The transfer - Detroit Airport
We landed on time which meant I had a little bit under two hours to go through immigration, find my bags, go through customs, recheck my bags, get my boarding pass for my connecting flight and go through security. I'm already incredibly nervous when I travel and was reduced to quietly doing deep breathing exercizes in a pathetic attempt to not panic when we ended up sitting at the gate for an extra 30 minutes because the airport attendants NEVER REALIZED WE LANDED. How you manage to miss a massive, Boeing 747 ?

After finally getting off the plane and going through immigration, I found myself frantically trying to locate my two bags as the aiport obviously decided it wanted punish everyone traveling alone by splitting up the luggage between two carousels. Welcome home!

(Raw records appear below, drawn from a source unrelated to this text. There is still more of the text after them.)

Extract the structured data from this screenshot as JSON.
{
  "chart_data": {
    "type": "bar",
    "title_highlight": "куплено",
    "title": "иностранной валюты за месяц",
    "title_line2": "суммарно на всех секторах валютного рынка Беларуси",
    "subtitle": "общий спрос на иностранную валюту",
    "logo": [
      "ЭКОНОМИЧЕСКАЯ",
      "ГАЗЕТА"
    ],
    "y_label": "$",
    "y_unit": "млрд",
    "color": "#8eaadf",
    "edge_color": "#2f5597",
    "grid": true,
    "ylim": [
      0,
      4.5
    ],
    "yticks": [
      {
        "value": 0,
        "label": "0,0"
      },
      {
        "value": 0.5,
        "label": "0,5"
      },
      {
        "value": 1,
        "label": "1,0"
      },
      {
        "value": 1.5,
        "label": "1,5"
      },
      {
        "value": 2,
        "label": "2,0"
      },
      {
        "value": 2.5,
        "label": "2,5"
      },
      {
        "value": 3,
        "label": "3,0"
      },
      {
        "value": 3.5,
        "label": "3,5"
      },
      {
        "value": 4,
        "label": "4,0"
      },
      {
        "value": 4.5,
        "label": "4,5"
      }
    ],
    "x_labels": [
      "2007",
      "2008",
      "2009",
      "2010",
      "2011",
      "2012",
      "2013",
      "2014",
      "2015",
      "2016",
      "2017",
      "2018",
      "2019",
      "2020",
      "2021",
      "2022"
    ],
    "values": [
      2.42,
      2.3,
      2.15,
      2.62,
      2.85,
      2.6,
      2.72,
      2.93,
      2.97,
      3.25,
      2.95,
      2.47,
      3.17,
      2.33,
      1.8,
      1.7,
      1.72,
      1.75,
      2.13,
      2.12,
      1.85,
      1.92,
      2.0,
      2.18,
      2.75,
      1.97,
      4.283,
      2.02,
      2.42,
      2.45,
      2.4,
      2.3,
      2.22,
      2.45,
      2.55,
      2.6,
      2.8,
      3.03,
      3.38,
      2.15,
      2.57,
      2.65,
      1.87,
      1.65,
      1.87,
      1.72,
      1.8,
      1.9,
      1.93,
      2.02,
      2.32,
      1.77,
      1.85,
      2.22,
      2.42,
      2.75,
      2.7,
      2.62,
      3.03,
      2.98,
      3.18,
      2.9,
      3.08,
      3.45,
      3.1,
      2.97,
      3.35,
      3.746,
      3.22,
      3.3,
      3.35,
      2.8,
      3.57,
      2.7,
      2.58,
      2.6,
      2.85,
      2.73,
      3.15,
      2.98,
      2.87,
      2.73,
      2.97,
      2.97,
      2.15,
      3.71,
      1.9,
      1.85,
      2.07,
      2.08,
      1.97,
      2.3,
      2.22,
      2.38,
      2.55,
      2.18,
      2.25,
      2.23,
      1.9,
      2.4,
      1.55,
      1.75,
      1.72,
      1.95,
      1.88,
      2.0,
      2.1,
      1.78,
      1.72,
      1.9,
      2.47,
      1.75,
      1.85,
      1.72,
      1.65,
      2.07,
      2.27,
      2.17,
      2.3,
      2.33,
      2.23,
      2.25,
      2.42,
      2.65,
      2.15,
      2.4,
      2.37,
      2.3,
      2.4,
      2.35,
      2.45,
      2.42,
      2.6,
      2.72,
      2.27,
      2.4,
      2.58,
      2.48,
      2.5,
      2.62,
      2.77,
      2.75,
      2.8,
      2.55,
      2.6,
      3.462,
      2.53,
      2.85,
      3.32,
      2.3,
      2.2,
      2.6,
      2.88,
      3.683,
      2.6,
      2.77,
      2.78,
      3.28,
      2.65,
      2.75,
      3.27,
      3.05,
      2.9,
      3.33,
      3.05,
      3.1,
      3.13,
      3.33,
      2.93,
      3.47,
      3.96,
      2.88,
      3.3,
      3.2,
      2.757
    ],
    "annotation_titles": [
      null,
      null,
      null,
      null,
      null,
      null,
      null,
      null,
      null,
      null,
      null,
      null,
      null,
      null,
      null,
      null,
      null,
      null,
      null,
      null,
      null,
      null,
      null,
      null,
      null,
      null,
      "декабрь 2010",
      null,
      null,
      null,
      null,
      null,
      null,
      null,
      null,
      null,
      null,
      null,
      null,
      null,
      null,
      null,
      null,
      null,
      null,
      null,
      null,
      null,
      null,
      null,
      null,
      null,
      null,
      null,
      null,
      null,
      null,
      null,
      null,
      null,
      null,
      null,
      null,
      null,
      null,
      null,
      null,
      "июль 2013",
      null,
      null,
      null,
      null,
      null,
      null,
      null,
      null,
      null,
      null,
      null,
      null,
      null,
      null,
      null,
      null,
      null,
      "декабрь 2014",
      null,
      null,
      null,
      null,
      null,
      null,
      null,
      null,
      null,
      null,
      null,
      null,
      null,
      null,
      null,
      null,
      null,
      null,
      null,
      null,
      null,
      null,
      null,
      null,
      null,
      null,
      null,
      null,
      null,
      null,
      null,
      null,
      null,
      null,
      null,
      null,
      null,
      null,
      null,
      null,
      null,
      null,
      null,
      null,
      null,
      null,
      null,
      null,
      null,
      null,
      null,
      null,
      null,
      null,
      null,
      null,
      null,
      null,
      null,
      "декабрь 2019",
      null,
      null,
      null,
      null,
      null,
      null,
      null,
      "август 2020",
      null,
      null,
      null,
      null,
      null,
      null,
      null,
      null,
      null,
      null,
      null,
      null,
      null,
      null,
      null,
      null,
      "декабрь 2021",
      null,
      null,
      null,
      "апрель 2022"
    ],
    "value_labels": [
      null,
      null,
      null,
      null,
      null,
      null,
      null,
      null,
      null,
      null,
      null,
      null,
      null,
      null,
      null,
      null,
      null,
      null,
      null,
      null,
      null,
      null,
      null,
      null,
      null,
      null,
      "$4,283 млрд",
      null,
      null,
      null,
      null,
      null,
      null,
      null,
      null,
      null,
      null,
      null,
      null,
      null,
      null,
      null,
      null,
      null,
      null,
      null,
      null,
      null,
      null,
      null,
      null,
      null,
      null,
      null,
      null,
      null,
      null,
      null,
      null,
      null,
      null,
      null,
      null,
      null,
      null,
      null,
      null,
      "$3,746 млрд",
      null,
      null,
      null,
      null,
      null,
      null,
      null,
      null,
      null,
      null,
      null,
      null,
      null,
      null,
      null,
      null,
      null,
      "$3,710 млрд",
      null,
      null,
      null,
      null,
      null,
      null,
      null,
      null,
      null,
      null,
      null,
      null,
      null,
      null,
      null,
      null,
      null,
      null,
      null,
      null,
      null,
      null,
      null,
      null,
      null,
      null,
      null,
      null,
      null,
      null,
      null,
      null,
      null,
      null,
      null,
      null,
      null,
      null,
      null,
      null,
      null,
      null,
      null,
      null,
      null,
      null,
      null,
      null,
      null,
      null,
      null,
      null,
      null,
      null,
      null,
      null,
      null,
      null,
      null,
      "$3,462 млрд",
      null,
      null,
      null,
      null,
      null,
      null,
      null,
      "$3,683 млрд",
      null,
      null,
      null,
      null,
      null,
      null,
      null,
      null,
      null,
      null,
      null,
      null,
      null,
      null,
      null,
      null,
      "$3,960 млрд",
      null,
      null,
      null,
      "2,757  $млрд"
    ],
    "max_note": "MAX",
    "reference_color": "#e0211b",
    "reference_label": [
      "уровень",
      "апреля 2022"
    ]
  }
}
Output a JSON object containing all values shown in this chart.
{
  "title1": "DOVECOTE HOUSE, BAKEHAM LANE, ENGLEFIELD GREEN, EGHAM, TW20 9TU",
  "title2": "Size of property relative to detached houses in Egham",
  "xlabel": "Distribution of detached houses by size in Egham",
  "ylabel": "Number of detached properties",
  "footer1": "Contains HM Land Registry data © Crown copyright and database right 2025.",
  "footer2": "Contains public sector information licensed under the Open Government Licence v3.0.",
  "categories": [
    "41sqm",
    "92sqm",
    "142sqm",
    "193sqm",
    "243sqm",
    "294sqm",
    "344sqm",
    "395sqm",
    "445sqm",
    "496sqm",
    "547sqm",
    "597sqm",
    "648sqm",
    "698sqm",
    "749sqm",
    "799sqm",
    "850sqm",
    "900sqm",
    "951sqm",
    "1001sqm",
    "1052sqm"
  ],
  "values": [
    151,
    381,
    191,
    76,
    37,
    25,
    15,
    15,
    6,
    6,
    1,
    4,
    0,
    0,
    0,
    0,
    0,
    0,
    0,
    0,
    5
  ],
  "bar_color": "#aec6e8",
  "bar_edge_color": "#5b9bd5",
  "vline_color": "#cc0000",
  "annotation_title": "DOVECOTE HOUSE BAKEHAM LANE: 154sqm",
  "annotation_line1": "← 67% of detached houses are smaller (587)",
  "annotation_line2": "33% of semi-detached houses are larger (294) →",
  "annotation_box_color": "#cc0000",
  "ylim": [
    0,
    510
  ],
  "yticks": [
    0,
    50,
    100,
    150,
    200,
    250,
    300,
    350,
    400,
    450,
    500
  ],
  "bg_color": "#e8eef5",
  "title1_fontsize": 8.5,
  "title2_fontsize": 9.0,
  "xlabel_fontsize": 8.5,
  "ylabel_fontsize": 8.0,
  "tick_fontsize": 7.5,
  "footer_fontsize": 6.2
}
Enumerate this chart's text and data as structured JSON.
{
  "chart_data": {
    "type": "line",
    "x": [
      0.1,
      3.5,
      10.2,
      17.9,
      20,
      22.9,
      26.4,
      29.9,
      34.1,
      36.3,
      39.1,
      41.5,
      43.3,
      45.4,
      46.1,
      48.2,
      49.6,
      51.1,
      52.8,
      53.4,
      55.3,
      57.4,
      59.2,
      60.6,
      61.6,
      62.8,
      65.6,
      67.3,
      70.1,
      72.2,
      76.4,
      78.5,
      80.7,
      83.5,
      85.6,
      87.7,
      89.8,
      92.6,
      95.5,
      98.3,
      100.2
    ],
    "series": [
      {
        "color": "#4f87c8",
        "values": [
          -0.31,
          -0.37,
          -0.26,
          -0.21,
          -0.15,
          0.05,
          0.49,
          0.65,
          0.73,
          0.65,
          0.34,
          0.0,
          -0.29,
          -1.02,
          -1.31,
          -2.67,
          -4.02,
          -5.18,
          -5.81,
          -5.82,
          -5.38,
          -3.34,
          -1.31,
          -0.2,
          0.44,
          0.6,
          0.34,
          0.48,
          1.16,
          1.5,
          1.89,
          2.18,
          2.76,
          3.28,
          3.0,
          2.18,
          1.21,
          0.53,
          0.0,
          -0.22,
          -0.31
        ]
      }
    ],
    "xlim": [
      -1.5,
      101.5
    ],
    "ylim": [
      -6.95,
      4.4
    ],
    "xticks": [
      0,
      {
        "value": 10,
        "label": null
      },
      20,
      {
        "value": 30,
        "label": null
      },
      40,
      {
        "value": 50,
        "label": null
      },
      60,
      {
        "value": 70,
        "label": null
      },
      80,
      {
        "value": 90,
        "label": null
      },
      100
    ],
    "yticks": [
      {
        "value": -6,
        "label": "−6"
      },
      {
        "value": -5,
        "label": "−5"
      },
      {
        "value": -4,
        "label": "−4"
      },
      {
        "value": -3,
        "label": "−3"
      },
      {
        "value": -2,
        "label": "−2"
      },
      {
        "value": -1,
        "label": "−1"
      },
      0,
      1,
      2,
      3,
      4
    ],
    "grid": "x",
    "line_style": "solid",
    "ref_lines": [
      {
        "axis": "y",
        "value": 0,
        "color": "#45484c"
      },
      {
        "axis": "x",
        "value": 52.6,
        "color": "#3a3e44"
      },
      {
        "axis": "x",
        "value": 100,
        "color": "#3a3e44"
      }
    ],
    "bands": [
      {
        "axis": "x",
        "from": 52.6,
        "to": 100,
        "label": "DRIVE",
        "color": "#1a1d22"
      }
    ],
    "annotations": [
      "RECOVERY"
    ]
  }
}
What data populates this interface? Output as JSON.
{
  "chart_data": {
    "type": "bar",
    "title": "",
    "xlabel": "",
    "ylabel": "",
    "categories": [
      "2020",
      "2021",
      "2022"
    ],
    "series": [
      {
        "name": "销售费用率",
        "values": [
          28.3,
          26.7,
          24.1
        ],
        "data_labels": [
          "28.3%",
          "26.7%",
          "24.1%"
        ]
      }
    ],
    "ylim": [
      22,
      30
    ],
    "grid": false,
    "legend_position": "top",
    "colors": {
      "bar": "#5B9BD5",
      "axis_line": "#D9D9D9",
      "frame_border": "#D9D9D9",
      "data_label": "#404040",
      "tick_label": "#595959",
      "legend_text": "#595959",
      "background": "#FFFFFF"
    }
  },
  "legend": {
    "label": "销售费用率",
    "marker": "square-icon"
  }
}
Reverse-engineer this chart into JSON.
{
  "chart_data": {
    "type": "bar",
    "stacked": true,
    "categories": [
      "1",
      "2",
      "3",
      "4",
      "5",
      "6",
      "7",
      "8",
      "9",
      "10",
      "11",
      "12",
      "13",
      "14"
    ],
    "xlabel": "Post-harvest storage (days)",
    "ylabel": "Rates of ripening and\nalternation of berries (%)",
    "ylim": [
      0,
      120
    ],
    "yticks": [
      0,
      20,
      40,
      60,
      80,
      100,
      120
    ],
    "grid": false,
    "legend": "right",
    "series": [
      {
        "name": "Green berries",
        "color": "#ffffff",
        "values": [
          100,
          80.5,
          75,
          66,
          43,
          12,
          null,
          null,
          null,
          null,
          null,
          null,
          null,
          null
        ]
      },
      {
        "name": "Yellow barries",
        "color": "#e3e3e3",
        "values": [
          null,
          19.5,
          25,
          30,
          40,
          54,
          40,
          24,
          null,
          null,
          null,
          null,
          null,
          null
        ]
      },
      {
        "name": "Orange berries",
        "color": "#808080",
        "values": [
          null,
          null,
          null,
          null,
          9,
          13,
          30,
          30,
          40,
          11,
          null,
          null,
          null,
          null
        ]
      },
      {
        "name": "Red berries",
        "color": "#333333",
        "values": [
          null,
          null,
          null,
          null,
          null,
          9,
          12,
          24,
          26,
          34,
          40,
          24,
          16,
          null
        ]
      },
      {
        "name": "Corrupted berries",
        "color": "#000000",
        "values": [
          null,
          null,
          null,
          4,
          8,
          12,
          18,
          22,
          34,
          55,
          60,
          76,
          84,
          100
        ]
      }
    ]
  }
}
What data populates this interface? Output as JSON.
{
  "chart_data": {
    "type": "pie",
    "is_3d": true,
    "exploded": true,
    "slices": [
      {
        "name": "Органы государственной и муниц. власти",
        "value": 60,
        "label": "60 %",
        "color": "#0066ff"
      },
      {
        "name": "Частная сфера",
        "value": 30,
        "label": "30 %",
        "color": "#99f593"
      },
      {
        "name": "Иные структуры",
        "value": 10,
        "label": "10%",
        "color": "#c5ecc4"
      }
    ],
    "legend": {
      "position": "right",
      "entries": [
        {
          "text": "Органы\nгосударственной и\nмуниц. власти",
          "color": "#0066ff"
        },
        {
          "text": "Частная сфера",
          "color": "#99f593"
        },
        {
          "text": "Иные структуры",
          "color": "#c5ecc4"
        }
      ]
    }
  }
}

Second leg - Detroit to Atlanta
Miracles of miracles after a hectic run through the Detroit Airport, I managed to catch my flight just in time, snagging a window seat to boot. I promptly folded my body into my normal sleep position and passed out for...10 minutes. That's when the child behind me began to wail the mantra in long, drawn out sobs, "QUEEeeeEEEEEeeeee LooooOOOOOOOOOOOOO EEEEEeeeeeeeeeeeeeeeeeeeeeeeS mAAAAAAAaaaaAAAAAA AIEEEEEE!" It reminded me of both terrible, warbling karaoke and "Ken Li" which might have funny had he not continued unremittingly for the next THIRTY minutes until he basically passed out from lack of oxegyn getting to his brain.

During the height of his distress my seat neighbor, a large boned, solomn faced woman with short brown hair leaned over and whispered to me in a strong Eastern Europe accent, "Vy doesn't ze mother just HOLD heem?!" As she said the last part, her eyes widened and she made a motion that resembled a wrestler choke hold. That part of the ride was pretty cool.

After I landed in Atlanta I met up with an old college friend who's just finishing up is third year of medical school. During the drive over, I told him about the wailing kid whereupon he mused why they don't give children sedatives on planes. It was a statement that defined why are such good friends.